La route s’annonce longue pour la parité… Une étude de l’Observatoire des Entreprises alerte sur la lente féminisation des postes de direction. Alors que les femmes représentent près de la moitié des actifs, elles ne dirigent qu’un quart des entreprises en France.
Une progression lente et inégalitaire
La parité femmes-hommes à la tête des entreprises françaises reste un horizon lointain. Selon une étude publiée vendredi 7 mars 2025 par la Banque de France, il faudra attendre 2075 pour que les femmes soient aussi nombreuses que les hommes à diriger des entreprises. Une projection alarmante, mais réaliste au vu de la dynamique actuelle.

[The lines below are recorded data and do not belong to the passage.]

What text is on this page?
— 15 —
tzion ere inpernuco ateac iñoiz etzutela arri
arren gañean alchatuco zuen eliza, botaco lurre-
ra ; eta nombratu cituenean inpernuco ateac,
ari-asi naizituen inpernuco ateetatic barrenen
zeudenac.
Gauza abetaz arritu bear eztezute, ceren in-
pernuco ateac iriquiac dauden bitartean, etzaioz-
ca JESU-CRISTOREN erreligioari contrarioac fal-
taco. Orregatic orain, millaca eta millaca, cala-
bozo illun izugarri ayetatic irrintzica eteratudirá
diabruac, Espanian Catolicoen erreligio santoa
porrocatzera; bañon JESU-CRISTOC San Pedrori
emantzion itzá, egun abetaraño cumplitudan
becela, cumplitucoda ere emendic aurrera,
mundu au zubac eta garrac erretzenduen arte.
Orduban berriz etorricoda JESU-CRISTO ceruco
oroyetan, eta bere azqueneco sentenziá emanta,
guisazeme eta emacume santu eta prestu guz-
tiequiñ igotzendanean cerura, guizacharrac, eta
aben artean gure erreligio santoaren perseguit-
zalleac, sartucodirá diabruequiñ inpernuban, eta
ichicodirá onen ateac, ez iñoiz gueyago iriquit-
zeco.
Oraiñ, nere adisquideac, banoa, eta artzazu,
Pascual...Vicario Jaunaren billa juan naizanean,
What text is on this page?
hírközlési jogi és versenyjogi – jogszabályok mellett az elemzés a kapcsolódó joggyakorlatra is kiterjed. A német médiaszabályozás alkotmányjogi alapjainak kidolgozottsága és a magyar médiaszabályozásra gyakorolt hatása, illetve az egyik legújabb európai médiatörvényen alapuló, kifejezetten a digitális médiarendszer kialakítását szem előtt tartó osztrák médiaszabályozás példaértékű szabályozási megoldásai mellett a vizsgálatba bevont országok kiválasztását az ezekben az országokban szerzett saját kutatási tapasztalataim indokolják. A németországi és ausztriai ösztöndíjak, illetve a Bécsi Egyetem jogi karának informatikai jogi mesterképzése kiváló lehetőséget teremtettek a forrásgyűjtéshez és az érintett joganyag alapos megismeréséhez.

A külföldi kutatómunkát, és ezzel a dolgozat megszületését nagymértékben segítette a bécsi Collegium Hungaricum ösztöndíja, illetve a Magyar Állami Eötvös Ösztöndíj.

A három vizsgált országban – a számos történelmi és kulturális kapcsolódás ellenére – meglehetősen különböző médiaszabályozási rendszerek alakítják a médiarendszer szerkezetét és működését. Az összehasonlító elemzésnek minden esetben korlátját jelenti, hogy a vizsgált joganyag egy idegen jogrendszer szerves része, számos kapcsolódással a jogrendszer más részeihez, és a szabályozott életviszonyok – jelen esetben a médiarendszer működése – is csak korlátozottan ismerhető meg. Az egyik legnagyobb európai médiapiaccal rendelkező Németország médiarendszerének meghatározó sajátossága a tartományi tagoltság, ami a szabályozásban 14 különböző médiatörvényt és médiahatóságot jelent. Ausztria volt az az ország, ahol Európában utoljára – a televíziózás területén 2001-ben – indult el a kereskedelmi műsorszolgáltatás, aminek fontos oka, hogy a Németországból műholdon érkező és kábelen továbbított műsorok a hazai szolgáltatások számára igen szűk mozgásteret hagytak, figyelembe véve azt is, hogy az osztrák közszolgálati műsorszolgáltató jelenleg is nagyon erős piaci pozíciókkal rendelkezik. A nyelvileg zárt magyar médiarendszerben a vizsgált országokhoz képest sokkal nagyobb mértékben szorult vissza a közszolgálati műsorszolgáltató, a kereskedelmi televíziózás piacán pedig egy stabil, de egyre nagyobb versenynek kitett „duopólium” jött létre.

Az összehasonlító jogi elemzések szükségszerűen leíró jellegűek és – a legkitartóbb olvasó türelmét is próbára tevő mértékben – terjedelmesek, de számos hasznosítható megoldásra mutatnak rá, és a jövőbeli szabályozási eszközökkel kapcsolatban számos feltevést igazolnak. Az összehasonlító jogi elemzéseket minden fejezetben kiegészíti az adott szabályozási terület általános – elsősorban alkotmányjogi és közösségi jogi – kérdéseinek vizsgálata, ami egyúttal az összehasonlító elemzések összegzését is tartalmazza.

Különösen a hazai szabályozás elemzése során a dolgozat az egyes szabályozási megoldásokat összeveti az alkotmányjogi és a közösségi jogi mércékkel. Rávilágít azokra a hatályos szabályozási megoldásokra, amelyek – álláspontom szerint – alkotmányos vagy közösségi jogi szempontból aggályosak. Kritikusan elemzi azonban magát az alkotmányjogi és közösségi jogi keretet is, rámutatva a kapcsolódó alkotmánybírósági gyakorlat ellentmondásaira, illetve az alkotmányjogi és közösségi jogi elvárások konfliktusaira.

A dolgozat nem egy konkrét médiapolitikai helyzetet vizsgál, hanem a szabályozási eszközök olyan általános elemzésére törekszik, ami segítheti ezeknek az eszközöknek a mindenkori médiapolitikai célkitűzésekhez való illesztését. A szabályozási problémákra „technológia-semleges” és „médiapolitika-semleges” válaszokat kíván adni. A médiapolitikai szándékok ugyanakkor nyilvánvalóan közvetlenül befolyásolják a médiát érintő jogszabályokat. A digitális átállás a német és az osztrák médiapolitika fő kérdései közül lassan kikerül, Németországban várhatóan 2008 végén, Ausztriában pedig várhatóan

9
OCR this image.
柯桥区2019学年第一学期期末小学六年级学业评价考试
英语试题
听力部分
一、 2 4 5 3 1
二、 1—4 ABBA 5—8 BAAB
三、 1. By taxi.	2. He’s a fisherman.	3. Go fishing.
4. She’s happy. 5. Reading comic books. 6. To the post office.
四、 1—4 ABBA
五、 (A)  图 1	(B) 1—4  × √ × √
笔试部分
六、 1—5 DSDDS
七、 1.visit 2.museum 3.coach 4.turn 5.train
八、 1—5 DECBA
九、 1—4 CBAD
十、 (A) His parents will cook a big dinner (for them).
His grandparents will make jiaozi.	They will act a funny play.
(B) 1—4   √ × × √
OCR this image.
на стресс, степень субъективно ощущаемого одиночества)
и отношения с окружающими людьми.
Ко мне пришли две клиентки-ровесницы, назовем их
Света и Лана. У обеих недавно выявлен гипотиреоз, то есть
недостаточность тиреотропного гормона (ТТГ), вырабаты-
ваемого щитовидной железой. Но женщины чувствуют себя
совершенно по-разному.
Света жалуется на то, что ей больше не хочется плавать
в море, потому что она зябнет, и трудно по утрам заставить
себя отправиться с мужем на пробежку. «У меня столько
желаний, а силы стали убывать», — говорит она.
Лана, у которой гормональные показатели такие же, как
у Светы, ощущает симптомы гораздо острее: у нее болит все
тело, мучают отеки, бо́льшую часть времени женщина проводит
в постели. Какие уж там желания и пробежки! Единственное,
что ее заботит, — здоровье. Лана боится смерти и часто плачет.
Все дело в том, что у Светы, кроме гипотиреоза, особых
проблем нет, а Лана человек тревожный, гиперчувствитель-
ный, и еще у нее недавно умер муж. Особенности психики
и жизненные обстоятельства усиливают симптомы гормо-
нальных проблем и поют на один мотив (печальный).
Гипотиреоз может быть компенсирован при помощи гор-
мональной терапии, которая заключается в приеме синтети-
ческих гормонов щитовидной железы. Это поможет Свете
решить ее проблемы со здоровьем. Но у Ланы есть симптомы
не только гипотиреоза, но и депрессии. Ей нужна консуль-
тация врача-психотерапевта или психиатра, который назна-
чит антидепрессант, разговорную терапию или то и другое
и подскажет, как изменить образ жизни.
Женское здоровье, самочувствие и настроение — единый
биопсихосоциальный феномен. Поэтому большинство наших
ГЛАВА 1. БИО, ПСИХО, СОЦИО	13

En 2023, les femmes représentaient 52 % de la population française et 49 % de la population active. Pourtant, elles n’étaient que 25 % à occuper des postes de dirigeantes d’entreprise. Le chiffre tombe même à 17 % dans les entreprises de taille intermédiaire (ETI) et les grandes entreprises. Il y a vingt ans, elles n’étaient que 5 % dans ces structures.
« À ce rythme, il faudrait encore cinquante ans pour atteindre la parité dans les microentreprises, et encore davantage dans les plus grandes structures », notent Nicoletta Berardi et Benjamin Bureau, auteurs de l’étude.
Des secteurs encore très masculins : construction, transport…
Le secteur d’activité reste un facteur déterminant. Les femmes sont presque absentes des postes de direction dans la construction (4 %) ou le transport (10 %). En revanche, elles sont mieux représentées dans les domaines historiquement féminisés : 35 % des entreprises du secteur enseignement-santé-action sociale sont dirigées par des femmes, et ce taux monte à 46 % dans les services liés à l’art, au spectacle et aux activités récréatives.
Une situation qui reflète la persistance des stéréotypes de genre dans l’orientation professionnelle comme dans la perception des compétences. Pour Patrick Martin, président du Medef, ces écarts s’expliquent en partie par le fait qu’il existe « des métiers genrés ». Fin janvier, il confiait : « On ne sera pas prêts » pour l’échéance de la loi Rixain.
Objectif 2026 : une marche encore haute
La loi Rixain, adoptée en 2021, impose qu’au moins 30 % de femmes siègent dans les comités exécutifs d’entreprises dès mars 2026. Un seuil minimal qui semble pourtant difficile à atteindre.
Car les freins sont multiples. L’étude souligne que « les femmes doivent franchir plus de barrières que les hommes pour devenir dirigeantes », parmi lesquelles figurent des contraintes familiales plus pesantes.
Une enquête menée en 2022 par Bpifrance révèle que 37 % des conjoints de dirigeantes ne participent pas à la gestion quotidienne du foyer, contre seulement 14 % des conjointes de dirigeants. Cette inégalité dans la sphère privée continue de se répercuter sur les carrières féminines.
Des barrières qui privent l’économie française de dirigeantes talentueuses
Les auteurs de l’étude de la Banque de France rappellent un principe fondamental : « la distribution des talents est identique » entre les sexes. Ce constat rend d’autant plus préoccupante l’éviction systémique de nombreuses femmes du haut de la hiérarchie économique. Ces « barrières » sont, selon eux, « de nature à priver l’économie française de dirigeantes talentueuses », au profit de « certains dirigeants masculins moins compétents ».
L’impact ne se limite pas aux trajectoires individuelles. Il s’agit d’un véritable enjeu de performance économique. En 2019, une étude dirigée par l’économiste américain Chang-Tai Hsieh a montré que la baisse des discriminations à l’encontre des femmes et des minorités avait contribué à 30 % de la croissance économique des États-Unis entre 1960 et 2010.
Alors que la question de la parité dans les conseils d’administration a longtemps occupé le devant de la scène, c’est désormais au cœur exécutif des entreprises que se joue la prochaine bataille. La loi Rixain, bien que saluée, ne suffira pas à elle seule à rééquilibrer les rapports de pouvoir.
Les résistances culturelles, les normes sociales et les déséquilibres dans la répartition des tâches domestiques forment un socle d’obstacles tenaces. Et si rien ne vient accélérer le mouvement, les femmes devront encore patienter un demi-siècle pour obtenir ce qui leur revient de droit : une place égale dans la conduite des entreprises françaises.